GIT_REPOSITORY="${HOME}/PHY494-resources"

cd "${GIT_REPOSITORY}"
git pull

echo "Updated resources in ${GIT_REPOSITORY}"

(You create the script by (1) atom ~/bin/update_resources.sh (opens empty file if it does not exist), (2) type all the lines into the editor (or copy & paste), (3) save the file and exit the editor.)

Notes:

  • All the lines above should be in your file (first line will start with # PHY 494 and the last line will begin with echo).

  • The line starting with # is a comment: it is not a shell command and is ignored by the shell. However, adding comments to scripts is a really, really good idea!

  • The shell has variables: Some like HOME are pre-defined, others you can define yourself (GIT_REPOSITORY=...). Using all-caps is a convention that you should follow.

    The contents (value) of variables is accessed with the dollar $ sign in front of the variable name.

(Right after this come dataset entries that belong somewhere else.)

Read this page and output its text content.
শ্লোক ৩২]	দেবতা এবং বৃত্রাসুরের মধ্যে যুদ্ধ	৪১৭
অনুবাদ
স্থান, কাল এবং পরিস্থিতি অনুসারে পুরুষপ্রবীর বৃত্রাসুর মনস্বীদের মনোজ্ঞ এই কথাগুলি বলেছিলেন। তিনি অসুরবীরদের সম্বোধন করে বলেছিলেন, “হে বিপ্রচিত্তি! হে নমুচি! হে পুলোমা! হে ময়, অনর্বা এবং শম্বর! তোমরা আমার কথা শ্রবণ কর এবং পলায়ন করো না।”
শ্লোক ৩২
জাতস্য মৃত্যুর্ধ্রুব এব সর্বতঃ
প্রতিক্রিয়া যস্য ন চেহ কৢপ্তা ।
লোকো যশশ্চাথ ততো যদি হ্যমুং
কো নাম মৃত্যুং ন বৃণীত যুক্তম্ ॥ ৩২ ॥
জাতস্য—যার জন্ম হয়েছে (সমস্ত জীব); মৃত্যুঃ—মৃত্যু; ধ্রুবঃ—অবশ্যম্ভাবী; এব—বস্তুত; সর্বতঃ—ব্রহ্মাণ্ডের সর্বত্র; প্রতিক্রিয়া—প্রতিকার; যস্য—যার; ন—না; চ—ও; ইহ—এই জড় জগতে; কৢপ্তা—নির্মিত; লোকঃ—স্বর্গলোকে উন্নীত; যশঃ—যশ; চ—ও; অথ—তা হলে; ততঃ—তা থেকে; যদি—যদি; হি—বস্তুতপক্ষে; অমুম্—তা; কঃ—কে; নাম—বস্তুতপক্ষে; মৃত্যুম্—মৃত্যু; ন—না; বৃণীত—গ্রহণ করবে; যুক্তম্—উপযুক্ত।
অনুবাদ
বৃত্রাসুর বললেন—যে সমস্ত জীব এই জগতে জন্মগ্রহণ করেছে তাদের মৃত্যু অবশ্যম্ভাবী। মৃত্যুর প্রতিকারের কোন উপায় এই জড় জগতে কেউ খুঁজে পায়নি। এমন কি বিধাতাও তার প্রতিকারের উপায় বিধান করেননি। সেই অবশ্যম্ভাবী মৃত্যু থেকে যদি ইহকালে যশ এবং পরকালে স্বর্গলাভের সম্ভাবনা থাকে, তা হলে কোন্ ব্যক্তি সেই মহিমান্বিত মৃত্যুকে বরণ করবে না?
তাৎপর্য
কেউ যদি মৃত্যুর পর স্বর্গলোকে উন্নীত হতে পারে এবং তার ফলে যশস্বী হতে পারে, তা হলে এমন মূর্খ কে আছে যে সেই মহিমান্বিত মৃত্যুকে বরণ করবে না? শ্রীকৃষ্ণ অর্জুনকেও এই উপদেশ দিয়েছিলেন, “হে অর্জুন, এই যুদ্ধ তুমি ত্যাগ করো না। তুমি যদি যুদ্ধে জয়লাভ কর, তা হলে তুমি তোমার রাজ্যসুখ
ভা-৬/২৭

  • echo prints to the standard output (typically, the screen)

Execute the script with

bash ~/bin/update_resources.sh

It should show output similar to

Already up-to-date.
Updated resources in /Users/oliver/PHY494-resources

However, during the course of the year more data will be added to the repository and then you can just run your update command to get the data and you might see output like the following:

remote: Counting objects: 15, done.
remote: Compressing objects: 100% (10/10), done.
remote: Total 15 (delta 2), reused 15 (delta 2), pack-reused 0
Unpacking objects: 100% (15/15), done.
From https://github.com/ASU-CompMethodsPhysics-PHY494/PHY494-resources
   c3b5c04..23a4083  master     -> origin/master
Updating c3b5c04..23a4083
Fast-forward
 01_shell/bin/update_resources.sh | 8 ++++++++
 02_python/gutentag.py            | 4 ++++
 2 files changed, 12 insertions(+)
 create mode 100644 01_shell/bin/update_resources.sh
 create mode 100644 02_python/gutentag.py
Updated resources in /Users/oliver/PHY494-resources

Footnotes
  1. Upgrading nano: If you are using nano as your editor then you want to enable a few useful features including syntax highlighting. The easiest way is to download the config files as the zip file nanoconfig.zip and unpack them in your home directory (curl can be used to download a file directly instead of having to use the browser):

    cd 
    curl https://asu-compmethodsphysics-phy494.github.io/ASU-PHY494-2018/public/resources/nanoconfig.zip -O
    unzip nanoconfig.zip
    

    This should create the files ~/.nanorc (which you can edit to customize further) and the directory ~/.nano

  2. If you must need spaces then enclose the string in single or double quotes, e.g., '/c/Program Files/' or "/c/Program Files". Double quotes admit shell variable expansions, single quotes do not. Note that a tilde ~ within quotes will not expand to the home directory! 

  3. Star Wars data courtesy of SWAPI. See PHY494-auxilliary/star_wars for Python code to pull the data from SWAPI.